The symposium explored the barriers, tensions, relationships and achievements in acting through three themes: food poverty, urban food policies, and spatial aspects related to it.
Our district institutions such as Canterbury Food Bank and All Saints Church were represented and spoke about their frontline activities and community engagement. Several academics from the ‘3i University cross-channel’ group gave illustrated papers with statistics. The following is a summary of Professor Simona de Lulio’s paper, from the University of Lille.
Professor de Lulio’s research paper entitled ‘From Media Coverage to Public Concern’ gave the audience a sense of food vulnerability and a range of its consequences among the student body at Lille University. She highlighted the startling findings of her research, stating that 44% of the students fall into ‘food vulnerable’ category, and that her research findings further showed this to be due to financial constraints, sometimes acute, and the unsuitable food range available on campus. Both were manifested in the students’ lack of interest in engaging in eating properly. The adopted research methodologies invited students to engage with the research at every stage, recording testimonies and micro narratives of students feeling the stigma of poverty and skipping meals, recording students’ food intake, the frequency of ignoring food because of it being of poor quality or a lack of food choices, as well as visual material and data testament to isolation and depression as the result of food poverty. The students were thus researchers collaborating and co-constructing, creating student reports, organising groups protesting on campus and in the city, highlighting their right to fair access to healthy foods, and involving political parties and the press. As a result 47 articles were published in the Le Monde and La Voix du Nord (The Voice of the North), the regional daily newspaper.
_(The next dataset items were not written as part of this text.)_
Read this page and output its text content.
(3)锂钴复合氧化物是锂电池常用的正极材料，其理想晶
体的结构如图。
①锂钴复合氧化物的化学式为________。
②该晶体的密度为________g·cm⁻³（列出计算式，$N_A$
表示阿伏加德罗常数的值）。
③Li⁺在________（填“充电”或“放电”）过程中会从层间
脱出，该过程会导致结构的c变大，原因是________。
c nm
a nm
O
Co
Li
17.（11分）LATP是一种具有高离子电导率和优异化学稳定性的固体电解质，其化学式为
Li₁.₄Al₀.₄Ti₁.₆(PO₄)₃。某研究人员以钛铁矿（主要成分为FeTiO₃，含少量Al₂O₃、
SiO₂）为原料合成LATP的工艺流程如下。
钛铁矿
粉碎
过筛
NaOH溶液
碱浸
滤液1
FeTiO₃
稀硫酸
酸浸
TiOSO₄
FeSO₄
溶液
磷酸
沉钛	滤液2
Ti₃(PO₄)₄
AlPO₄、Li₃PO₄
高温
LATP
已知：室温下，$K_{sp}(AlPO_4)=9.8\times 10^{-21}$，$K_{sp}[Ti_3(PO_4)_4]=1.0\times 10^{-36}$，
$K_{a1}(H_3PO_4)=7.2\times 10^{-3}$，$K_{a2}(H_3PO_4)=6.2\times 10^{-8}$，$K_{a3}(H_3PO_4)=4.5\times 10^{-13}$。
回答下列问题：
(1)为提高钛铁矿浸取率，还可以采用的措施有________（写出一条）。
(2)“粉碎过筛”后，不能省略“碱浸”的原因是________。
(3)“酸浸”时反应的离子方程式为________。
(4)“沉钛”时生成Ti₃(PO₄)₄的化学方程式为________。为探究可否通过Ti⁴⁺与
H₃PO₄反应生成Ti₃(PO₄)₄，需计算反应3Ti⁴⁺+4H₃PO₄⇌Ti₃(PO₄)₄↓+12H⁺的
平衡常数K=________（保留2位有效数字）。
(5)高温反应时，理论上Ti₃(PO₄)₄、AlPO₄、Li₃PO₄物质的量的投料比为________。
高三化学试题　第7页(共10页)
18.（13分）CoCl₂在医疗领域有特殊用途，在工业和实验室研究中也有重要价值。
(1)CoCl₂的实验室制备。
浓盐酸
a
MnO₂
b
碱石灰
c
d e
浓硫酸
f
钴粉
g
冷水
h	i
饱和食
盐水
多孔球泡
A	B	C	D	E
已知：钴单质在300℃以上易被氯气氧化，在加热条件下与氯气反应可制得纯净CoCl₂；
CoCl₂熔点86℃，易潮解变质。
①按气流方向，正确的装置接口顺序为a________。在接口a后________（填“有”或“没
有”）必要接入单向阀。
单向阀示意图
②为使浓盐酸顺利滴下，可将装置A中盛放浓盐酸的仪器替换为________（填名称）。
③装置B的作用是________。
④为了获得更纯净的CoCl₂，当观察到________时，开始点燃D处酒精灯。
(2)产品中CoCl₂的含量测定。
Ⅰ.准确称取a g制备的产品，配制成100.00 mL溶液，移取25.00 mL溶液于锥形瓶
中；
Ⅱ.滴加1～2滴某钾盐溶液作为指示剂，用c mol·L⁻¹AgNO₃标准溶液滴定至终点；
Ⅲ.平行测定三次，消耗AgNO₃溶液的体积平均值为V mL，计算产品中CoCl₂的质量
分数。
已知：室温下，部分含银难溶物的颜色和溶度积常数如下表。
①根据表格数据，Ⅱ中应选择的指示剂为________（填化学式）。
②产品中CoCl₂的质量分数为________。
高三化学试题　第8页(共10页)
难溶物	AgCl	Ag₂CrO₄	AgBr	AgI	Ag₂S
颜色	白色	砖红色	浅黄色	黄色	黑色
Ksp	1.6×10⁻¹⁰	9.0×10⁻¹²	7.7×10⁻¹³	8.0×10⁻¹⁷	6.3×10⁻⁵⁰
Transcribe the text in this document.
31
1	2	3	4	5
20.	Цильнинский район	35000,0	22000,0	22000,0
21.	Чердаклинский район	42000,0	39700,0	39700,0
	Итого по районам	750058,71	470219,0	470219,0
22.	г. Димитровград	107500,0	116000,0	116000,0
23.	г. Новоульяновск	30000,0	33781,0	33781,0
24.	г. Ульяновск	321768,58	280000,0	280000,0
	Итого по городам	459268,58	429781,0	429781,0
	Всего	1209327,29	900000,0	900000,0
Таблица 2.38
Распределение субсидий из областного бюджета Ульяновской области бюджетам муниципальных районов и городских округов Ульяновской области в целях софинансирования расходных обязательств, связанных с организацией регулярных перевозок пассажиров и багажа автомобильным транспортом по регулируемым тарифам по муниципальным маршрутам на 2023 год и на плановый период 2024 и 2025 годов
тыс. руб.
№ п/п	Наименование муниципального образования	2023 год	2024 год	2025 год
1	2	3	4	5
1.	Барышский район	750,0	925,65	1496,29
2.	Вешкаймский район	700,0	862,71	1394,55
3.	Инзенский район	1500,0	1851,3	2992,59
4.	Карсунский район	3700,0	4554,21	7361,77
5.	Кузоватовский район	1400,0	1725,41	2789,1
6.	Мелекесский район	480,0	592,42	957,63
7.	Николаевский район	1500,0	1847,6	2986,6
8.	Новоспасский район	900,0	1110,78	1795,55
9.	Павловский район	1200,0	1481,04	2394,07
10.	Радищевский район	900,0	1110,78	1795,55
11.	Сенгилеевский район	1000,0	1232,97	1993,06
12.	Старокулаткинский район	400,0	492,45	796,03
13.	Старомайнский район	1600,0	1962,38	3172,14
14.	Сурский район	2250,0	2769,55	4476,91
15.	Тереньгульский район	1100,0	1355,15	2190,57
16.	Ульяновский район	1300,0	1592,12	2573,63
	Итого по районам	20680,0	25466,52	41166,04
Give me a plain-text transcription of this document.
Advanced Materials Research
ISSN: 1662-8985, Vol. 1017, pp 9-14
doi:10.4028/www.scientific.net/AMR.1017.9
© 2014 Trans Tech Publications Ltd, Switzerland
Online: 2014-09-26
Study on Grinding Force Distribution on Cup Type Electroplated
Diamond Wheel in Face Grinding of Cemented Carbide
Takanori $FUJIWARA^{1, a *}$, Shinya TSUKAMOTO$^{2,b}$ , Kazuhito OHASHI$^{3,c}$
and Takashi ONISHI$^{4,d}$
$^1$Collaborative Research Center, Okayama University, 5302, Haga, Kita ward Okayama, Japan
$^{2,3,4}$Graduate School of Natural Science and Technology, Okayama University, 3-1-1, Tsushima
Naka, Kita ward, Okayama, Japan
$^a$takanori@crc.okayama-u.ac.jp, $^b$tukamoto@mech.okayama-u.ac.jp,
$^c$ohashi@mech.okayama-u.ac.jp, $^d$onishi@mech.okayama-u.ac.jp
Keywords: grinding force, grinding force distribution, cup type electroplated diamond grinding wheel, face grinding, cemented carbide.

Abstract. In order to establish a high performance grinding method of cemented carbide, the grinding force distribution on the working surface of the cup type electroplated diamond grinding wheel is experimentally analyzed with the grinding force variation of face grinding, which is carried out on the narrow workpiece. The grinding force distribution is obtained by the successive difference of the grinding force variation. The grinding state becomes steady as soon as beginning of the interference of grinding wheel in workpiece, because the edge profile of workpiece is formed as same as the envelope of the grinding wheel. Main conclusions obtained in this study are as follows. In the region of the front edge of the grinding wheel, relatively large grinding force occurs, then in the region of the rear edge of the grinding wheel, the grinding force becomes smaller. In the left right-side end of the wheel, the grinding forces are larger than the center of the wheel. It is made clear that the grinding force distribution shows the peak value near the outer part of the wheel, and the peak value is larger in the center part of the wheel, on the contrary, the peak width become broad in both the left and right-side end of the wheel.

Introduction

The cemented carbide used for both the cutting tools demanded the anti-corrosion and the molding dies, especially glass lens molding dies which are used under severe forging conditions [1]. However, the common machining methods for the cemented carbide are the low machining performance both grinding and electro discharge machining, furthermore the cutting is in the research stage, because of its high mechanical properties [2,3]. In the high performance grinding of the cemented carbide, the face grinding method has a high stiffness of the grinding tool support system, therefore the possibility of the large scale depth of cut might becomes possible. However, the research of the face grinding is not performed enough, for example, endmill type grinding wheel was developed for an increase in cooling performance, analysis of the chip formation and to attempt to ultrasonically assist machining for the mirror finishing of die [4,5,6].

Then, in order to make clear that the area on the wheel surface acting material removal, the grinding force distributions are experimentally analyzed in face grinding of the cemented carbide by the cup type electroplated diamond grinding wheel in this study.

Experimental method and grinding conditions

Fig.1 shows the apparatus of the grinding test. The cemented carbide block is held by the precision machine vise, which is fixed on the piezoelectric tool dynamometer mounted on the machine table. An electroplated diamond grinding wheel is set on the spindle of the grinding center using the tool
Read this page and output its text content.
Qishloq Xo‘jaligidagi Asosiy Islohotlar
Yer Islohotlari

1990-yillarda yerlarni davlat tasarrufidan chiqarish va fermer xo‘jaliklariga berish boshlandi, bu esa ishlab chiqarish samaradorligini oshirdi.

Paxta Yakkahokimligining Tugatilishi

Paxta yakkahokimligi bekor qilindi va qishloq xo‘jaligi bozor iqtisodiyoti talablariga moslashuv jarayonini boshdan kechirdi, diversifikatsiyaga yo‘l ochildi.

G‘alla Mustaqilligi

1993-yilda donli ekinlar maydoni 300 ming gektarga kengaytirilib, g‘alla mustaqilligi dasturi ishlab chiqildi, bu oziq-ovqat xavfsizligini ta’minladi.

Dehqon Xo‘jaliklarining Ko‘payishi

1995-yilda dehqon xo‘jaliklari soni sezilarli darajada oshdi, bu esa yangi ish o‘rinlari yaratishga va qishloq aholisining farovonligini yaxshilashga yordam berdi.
Professor de Lulio asserted that the work is ongoing, calling for broader research perspectives, including examples such as the absence of research on agri-food perspectives, the creation of solidarity shops where students can buy food items at a lower rate or pay for their food according to what they can afford on campus. She asserted that research was also needed on the correlation between a lack of food and academic achievement, and the ways in which public health concerns in each local authority, and the government, could collaborate with the people in the community grassroots.
Professor de Lulio gave permission to Dr Mehri Holliday to publish this summary with the accompanying slide through the Canterbury Society.